Ao começo, apenas controlamos Carl. Colhemos uma flor que ele vai oferecer a June. Pequenas acções que nos deixam controlar a facilmente a personagem, palmilhando o terreno numa perspectiva de terceira pessoa, um alcance pleno sobre o cenário, especialmente quando levamos Carl até ao carro onde ficou uma manta que iremos dar a June. Com as primeiras nuvens (o outono traz sempre as primeiras nuvens) chega o frio. Há um momento, no regresso do casal a casa, após se abrir uma tempestade nos céus, produzindo trovões que exalam os primeiros e sempre desconfortáveis salpicos, que nos é entregue o volante do carro. Quando voltamos ao protagonista, encontrámo-lo num cadeirão. O outro, ao lado, vazio, e uma cadeira de rodas, na lateral.

Mais sobre Last Day of June

Persistem interrogações, sendo a partir desta fase que começa a integração dos sistemas que permitem a Carl viajar no tempo através das outras personagens, na tentativa de mudar o curso das acções que culminaram no acidente, aquela tarde. É no estúdio de June, que Carl encontra quadros que subitamente vão ganhando luz. Neles estão representadas outras personagens da pequena vila, que de uma forma contribuíram para a produção do desfecho fatídico.

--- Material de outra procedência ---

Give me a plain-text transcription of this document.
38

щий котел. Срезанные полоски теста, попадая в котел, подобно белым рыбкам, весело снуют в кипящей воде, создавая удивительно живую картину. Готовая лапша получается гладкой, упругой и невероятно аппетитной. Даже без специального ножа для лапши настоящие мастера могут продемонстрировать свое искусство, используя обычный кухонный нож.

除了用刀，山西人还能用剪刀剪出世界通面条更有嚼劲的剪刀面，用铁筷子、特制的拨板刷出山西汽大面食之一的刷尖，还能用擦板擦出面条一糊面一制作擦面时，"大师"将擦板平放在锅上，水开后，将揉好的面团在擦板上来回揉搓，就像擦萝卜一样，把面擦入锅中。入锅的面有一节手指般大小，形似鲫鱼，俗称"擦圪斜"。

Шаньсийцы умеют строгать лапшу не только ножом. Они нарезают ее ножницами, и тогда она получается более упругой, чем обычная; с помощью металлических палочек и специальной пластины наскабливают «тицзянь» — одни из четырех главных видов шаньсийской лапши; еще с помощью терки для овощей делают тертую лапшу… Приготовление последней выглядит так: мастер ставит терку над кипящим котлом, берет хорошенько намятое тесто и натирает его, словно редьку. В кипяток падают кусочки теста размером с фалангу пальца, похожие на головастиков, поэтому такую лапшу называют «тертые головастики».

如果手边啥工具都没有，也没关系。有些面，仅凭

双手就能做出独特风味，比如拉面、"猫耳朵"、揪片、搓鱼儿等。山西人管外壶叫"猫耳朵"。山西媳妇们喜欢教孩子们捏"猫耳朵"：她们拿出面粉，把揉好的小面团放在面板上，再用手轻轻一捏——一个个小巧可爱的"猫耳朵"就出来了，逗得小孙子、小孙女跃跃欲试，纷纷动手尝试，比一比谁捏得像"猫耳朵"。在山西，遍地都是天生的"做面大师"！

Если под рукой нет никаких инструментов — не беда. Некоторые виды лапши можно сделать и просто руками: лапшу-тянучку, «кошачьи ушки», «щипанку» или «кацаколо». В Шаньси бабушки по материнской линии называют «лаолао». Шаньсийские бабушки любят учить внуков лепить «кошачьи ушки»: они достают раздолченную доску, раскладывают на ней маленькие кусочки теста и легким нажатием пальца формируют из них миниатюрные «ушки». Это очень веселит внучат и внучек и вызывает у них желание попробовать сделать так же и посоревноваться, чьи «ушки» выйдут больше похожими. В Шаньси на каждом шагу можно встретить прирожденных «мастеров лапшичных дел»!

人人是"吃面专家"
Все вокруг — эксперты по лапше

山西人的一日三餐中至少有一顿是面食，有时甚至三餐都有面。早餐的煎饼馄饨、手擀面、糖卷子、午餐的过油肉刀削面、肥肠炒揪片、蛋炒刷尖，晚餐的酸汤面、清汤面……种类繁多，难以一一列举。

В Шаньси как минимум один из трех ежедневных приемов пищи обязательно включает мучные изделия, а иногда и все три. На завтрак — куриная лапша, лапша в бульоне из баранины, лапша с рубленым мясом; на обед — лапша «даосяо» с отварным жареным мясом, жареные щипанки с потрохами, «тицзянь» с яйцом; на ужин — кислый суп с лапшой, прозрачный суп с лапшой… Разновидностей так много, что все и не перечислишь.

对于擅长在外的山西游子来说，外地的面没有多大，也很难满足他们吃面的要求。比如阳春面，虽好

Ao entrar nas suas memórias, tocando ao leve no quadro, Carl passa a controlar a personagem aí descrita, desde o momento que ele e June saem de casa na direcção do lago, até ao regresso. É a oportunidade perfeita para alterar o rumo dos acontecimentos. Para tal, é imperativo levar essas personagens a experimentar uma diferente trajectória. E só através de puzzles, lá chegarão. Ao ficarmos com outra perspectiva sobre o acidente, apercebemo-nos que a causa foi o descuido ou erro nalguma tarefa ou brincadeira. A bola que foge do jogo entre o rapaz e o cão, a caixa dos arrumos que não estava presa à corda na carga da furgoneta da personagem feminina que mudava de casa naquele dia, etc.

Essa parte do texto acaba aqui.